Lebesgue measure of an open unbounded set

Question

In his book Frank Jones defines the Lebesgue measure of an open set $U\subset\mathbb{R}^n$ by

$$\lambda (U):=\sup\{\lambda(P):P\subset U, P \text{ special polygon}\}$$

where a special polygon $P$ is a union of compact rectangles with disjoint nonempty interiors, with lebesgue measure $\lambda(P)$ defined as the sum of the areas of the compact rectangles.

Jones write: In case $U$ is not a bounded set, then we interpret the definition to produce $\lambda (U)=\infty$.

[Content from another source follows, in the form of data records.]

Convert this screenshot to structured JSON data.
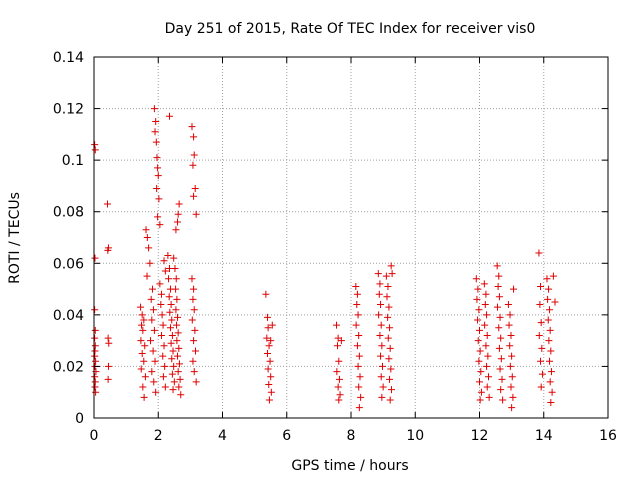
{
  "chart_data": {
    "type": "scatter",
    "title": "Day 251 of 2015, Rate Of TEC Index for receiver vis0",
    "xlabel": "GPS time / hours",
    "ylabel": "ROTI / TECUs",
    "xlim": [
      0,
      16
    ],
    "ylim": [
      0,
      0.14
    ],
    "x_ticks": [
      0,
      2,
      4,
      6,
      8,
      10,
      12,
      14,
      16
    ],
    "y_ticks": [
      0,
      0.02,
      0.04,
      0.06,
      0.08,
      0.1,
      0.12,
      0.14
    ],
    "x_tick_labels": [
      "0",
      "2",
      "4",
      "6",
      "8",
      "10",
      "12",
      "14",
      "16"
    ],
    "y_tick_labels": [
      "0",
      "0.02",
      "0.04",
      "0.06",
      "0.08",
      "0.1",
      "0.12",
      "0.14"
    ],
    "grid": true,
    "marker": "+",
    "series": [
      {
        "name": "ROTI",
        "color": "#e00000",
        "points": [
          [
            0.02,
            0.106
          ],
          [
            0.04,
            0.104
          ],
          [
            0.03,
            0.062
          ],
          [
            0.02,
            0.042
          ],
          [
            0.04,
            0.034
          ],
          [
            0.02,
            0.031
          ],
          [
            0.04,
            0.028
          ],
          [
            0.03,
            0.026
          ],
          [
            0.02,
            0.024
          ],
          [
            0.05,
            0.022
          ],
          [
            0.03,
            0.02
          ],
          [
            0.06,
            0.018
          ],
          [
            0.02,
            0.016
          ],
          [
            0.04,
            0.014
          ],
          [
            0.03,
            0.012
          ],
          [
            0.05,
            0.01
          ],
          [
            0.42,
            0.083
          ],
          [
            0.45,
            0.066
          ],
          [
            0.43,
            0.065
          ],
          [
            0.44,
            0.031
          ],
          [
            0.46,
            0.029
          ],
          [
            0.45,
            0.02
          ],
          [
            0.44,
            0.015
          ],
          [
            1.45,
            0.043
          ],
          [
            1.5,
            0.04
          ],
          [
            1.55,
            0.038
          ],
          [
            1.48,
            0.036
          ],
          [
            1.52,
            0.034
          ],
          [
            1.46,
            0.03
          ],
          [
            1.58,
            0.028
          ],
          [
            1.5,
            0.025
          ],
          [
            1.55,
            0.022
          ],
          [
            1.47,
            0.019
          ],
          [
            1.6,
            0.016
          ],
          [
            1.52,
            0.012
          ],
          [
            1.56,
            0.008
          ],
          [
            1.62,
            0.073
          ],
          [
            1.66,
            0.07
          ],
          [
            1.7,
            0.066
          ],
          [
            1.74,
            0.06
          ],
          [
            1.65,
            0.055
          ],
          [
            1.82,
            0.05
          ],
          [
            1.78,
            0.046
          ],
          [
            1.85,
            0.042
          ],
          [
            1.8,
            0.038
          ],
          [
            1.88,
            0.034
          ],
          [
            1.76,
            0.03
          ],
          [
            1.84,
            0.026
          ],
          [
            1.9,
            0.022
          ],
          [
            1.8,
            0.018
          ],
          [
            1.86,
            0.014
          ],
          [
            1.92,
            0.01
          ],
          [
            1.88,
            0.12
          ],
          [
            1.92,
            0.115
          ],
          [
            1.9,
            0.111
          ],
          [
            1.94,
            0.107
          ],
          [
            1.96,
            0.101
          ],
          [
            1.98,
            0.097
          ],
          [
            2.0,
            0.094
          ],
          [
            1.95,
            0.089
          ],
          [
            2.02,
            0.085
          ],
          [
            1.98,
            0.078
          ],
          [
            2.05,
            0.075
          ],
          [
            2.05,
            0.052
          ],
          [
            2.1,
            0.048
          ],
          [
            2.08,
            0.044
          ],
          [
            2.12,
            0.04
          ],
          [
            2.15,
            0.036
          ],
          [
            2.1,
            0.032
          ],
          [
            2.18,
            0.028
          ],
          [
            2.14,
            0.024
          ],
          [
            2.2,
            0.02
          ],
          [
            2.16,
            0.016
          ],
          [
            2.22,
            0.012
          ],
          [
            2.18,
            0.061
          ],
          [
            2.22,
            0.057
          ],
          [
            2.3,
            0.063
          ],
          [
            2.35,
            0.058
          ],
          [
            2.32,
            0.054
          ],
          [
            2.38,
            0.05
          ],
          [
            2.34,
            0.047
          ],
          [
            2.4,
            0.044
          ],
          [
            2.36,
            0.041
          ],
          [
            2.42,
            0.038
          ],
          [
            2.38,
            0.035
          ],
          [
            2.44,
            0.032
          ],
          [
            2.4,
            0.029
          ],
          [
            2.46,
            0.026
          ],
          [
            2.42,
            0.023
          ],
          [
            2.48,
            0.02
          ],
          [
            2.44,
            0.017
          ],
          [
            2.5,
            0.014
          ],
          [
            2.46,
            0.011
          ],
          [
            2.35,
            0.117
          ],
          [
            2.48,
            0.062
          ],
          [
            2.52,
            0.058
          ],
          [
            2.56,
            0.054
          ],
          [
            2.54,
            0.05
          ],
          [
            2.58,
            0.046
          ],
          [
            2.55,
            0.042
          ],
          [
            2.6,
            0.039
          ],
          [
            2.57,
            0.036
          ],
          [
            2.62,
            0.033
          ],
          [
            2.58,
            0.03
          ],
          [
            2.64,
            0.027
          ],
          [
            2.6,
            0.024
          ],
          [
            2.66,
            0.021
          ],
          [
            2.62,
            0.018
          ],
          [
            2.68,
            0.015
          ],
          [
            2.64,
            0.012
          ],
          [
            2.7,
            0.009
          ],
          [
            2.55,
            0.073
          ],
          [
            2.6,
            0.076
          ],
          [
            2.65,
            0.083
          ],
          [
            2.62,
            0.079
          ],
          [
            3.05,
            0.054
          ],
          [
            3.1,
            0.05
          ],
          [
            3.08,
            0.046
          ],
          [
            3.12,
            0.042
          ],
          [
            3.06,
            0.038
          ],
          [
            3.14,
            0.034
          ],
          [
            3.1,
            0.03
          ],
          [
            3.16,
            0.026
          ],
          [
            3.08,
            0.022
          ],
          [
            3.12,
            0.018
          ],
          [
            3.18,
            0.014
          ],
          [
            3.05,
            0.113
          ],
          [
            3.1,
            0.109
          ],
          [
            3.12,
            0.102
          ],
          [
            3.08,
            0.098
          ],
          [
            3.15,
            0.089
          ],
          [
            3.1,
            0.086
          ],
          [
            3.18,
            0.079
          ],
          [
            5.35,
            0.048
          ],
          [
            5.4,
            0.039
          ],
          [
            5.42,
            0.035
          ],
          [
            5.38,
            0.031
          ],
          [
            5.45,
            0.028
          ],
          [
            5.4,
            0.025
          ],
          [
            5.48,
            0.022
          ],
          [
            5.42,
            0.019
          ],
          [
            5.5,
            0.016
          ],
          [
            5.44,
            0.013
          ],
          [
            5.52,
            0.01
          ],
          [
            5.46,
            0.007
          ],
          [
            5.55,
            0.036
          ],
          [
            5.5,
            0.03
          ],
          [
            7.55,
            0.036
          ],
          [
            7.6,
            0.031
          ],
          [
            7.58,
            0.028
          ],
          [
            7.62,
            0.022
          ],
          [
            7.56,
            0.018
          ],
          [
            7.64,
            0.015
          ],
          [
            7.6,
            0.012
          ],
          [
            7.66,
            0.009
          ],
          [
            7.62,
            0.007
          ],
          [
            7.7,
            0.03
          ],
          [
            8.15,
            0.051
          ],
          [
            8.2,
            0.048
          ],
          [
            8.18,
            0.044
          ],
          [
            8.22,
            0.04
          ],
          [
            8.16,
            0.036
          ],
          [
            8.24,
            0.032
          ],
          [
            8.2,
            0.028
          ],
          [
            8.26,
            0.024
          ],
          [
            8.22,
            0.02
          ],
          [
            8.28,
            0.016
          ],
          [
            8.24,
            0.012
          ],
          [
            8.3,
            0.008
          ],
          [
            8.26,
            0.004
          ],
          [
            8.85,
            0.056
          ],
          [
            8.9,
            0.052
          ],
          [
            8.88,
            0.048
          ],
          [
            8.92,
            0.044
          ],
          [
            8.86,
            0.04
          ],
          [
            8.94,
            0.036
          ],
          [
            8.9,
            0.032
          ],
          [
            8.96,
            0.028
          ],
          [
            8.92,
            0.024
          ],
          [
            8.98,
            0.02
          ],
          [
            8.94,
            0.016
          ],
          [
            9.0,
            0.012
          ],
          [
            8.96,
            0.008
          ],
          [
            9.1,
            0.055
          ],
          [
            9.15,
            0.051
          ],
          [
            9.12,
            0.047
          ],
          [
            9.18,
            0.043
          ],
          [
            9.14,
            0.039
          ],
          [
            9.2,
            0.035
          ],
          [
            9.16,
            0.031
          ],
          [
            9.22,
            0.027
          ],
          [
            9.18,
            0.023
          ],
          [
            9.24,
            0.019
          ],
          [
            9.2,
            0.015
          ],
          [
            9.26,
            0.011
          ],
          [
            9.22,
            0.007
          ],
          [
            9.25,
            0.059
          ],
          [
            9.28,
            0.056
          ],
          [
            11.9,
            0.054
          ],
          [
            11.95,
            0.05
          ],
          [
            11.92,
            0.046
          ],
          [
            11.98,
            0.042
          ],
          [
            11.94,
            0.038
          ],
          [
            12.0,
            0.034
          ],
          [
            11.96,
            0.03
          ],
          [
            12.02,
            0.026
          ],
          [
            11.98,
            0.022
          ],
          [
            12.04,
            0.018
          ],
          [
            12.0,
            0.014
          ],
          [
            12.06,
            0.01
          ],
          [
            12.02,
            0.007
          ],
          [
            12.15,
            0.052
          ],
          [
            12.2,
            0.048
          ],
          [
            12.18,
            0.044
          ],
          [
            12.22,
            0.04
          ],
          [
            12.16,
            0.036
          ],
          [
            12.24,
            0.032
          ],
          [
            12.2,
            0.028
          ],
          [
            12.26,
            0.024
          ],
          [
            12.22,
            0.02
          ],
          [
            12.28,
            0.016
          ],
          [
            12.24,
            0.012
          ],
          [
            12.3,
            0.008
          ],
          [
            12.55,
            0.059
          ],
          [
            12.6,
            0.055
          ],
          [
            12.58,
            0.051
          ],
          [
            12.62,
            0.047
          ],
          [
            12.56,
            0.043
          ],
          [
            12.64,
            0.039
          ],
          [
            12.6,
            0.035
          ],
          [
            12.66,
            0.031
          ],
          [
            12.62,
            0.027
          ],
          [
            12.68,
            0.023
          ],
          [
            12.64,
            0.019
          ],
          [
            12.7,
            0.015
          ],
          [
            12.66,
            0.011
          ],
          [
            12.72,
            0.007
          ],
          [
            12.9,
            0.044
          ],
          [
            12.95,
            0.04
          ],
          [
            12.92,
            0.036
          ],
          [
            12.98,
            0.032
          ],
          [
            12.94,
            0.028
          ],
          [
            13.0,
            0.024
          ],
          [
            12.96,
            0.02
          ],
          [
            13.02,
            0.016
          ],
          [
            12.98,
            0.012
          ],
          [
            13.04,
            0.008
          ],
          [
            13.0,
            0.004
          ],
          [
            13.06,
            0.05
          ],
          [
            13.85,
            0.064
          ],
          [
            13.9,
            0.051
          ],
          [
            13.88,
            0.044
          ],
          [
            13.92,
            0.037
          ],
          [
            13.86,
            0.032
          ],
          [
            13.94,
            0.027
          ],
          [
            13.9,
            0.022
          ],
          [
            13.96,
            0.017
          ],
          [
            13.92,
            0.012
          ],
          [
            14.1,
            0.054
          ],
          [
            14.15,
            0.05
          ],
          [
            14.12,
            0.046
          ],
          [
            14.18,
            0.042
          ],
          [
            14.14,
            0.038
          ],
          [
            14.2,
            0.034
          ],
          [
            14.16,
            0.03
          ],
          [
            14.22,
            0.026
          ],
          [
            14.18,
            0.022
          ],
          [
            14.24,
            0.018
          ],
          [
            14.2,
            0.014
          ],
          [
            14.26,
            0.01
          ],
          [
            14.22,
            0.006
          ],
          [
            14.3,
            0.055
          ],
          [
            14.35,
            0.045
          ]
        ]
      }
    ]
  }
}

Question: Is it possible to actually prove from the definition that $\lambda (U)=\infty$ if $U$ is unbounded?

Answer 1

You have misquoted Frank Jones, which in PP.29-30 wrote (emphasis mine):

If $G \subset \Bbb R^n$ is an open set and if $G \ne \emptyset$, we define $$\lambda(G) = \sup\{\lambda(P) \mid P \subset G, P\text{ a special polygon}\}.$$ [...] consider the least upper bound of the set of numbers $\lambda(P)$ for $P \subset G$. In case this set is bounded, then $0 < \lambda(G) < \infty$. In case it is not a bounded set of numbers, then we interpret the definition to produce $\lambda(G) = \infty$. In particular, $\lambda(\Bbb R^n) = \infty$.

You thought "it" refers to $G$, in which case it would make no sense to say "bounded set of numbers", because elements of $G$ are not numbers.

In actuality, "it" refers to the set of numbers $\lambda(P)$ for $P \subset G$, the set which you are taking supremum of. This is the set of numbers that Frank Jones is referring to, and in the case that this set is not bounded, then surely the supremum is $\infty$.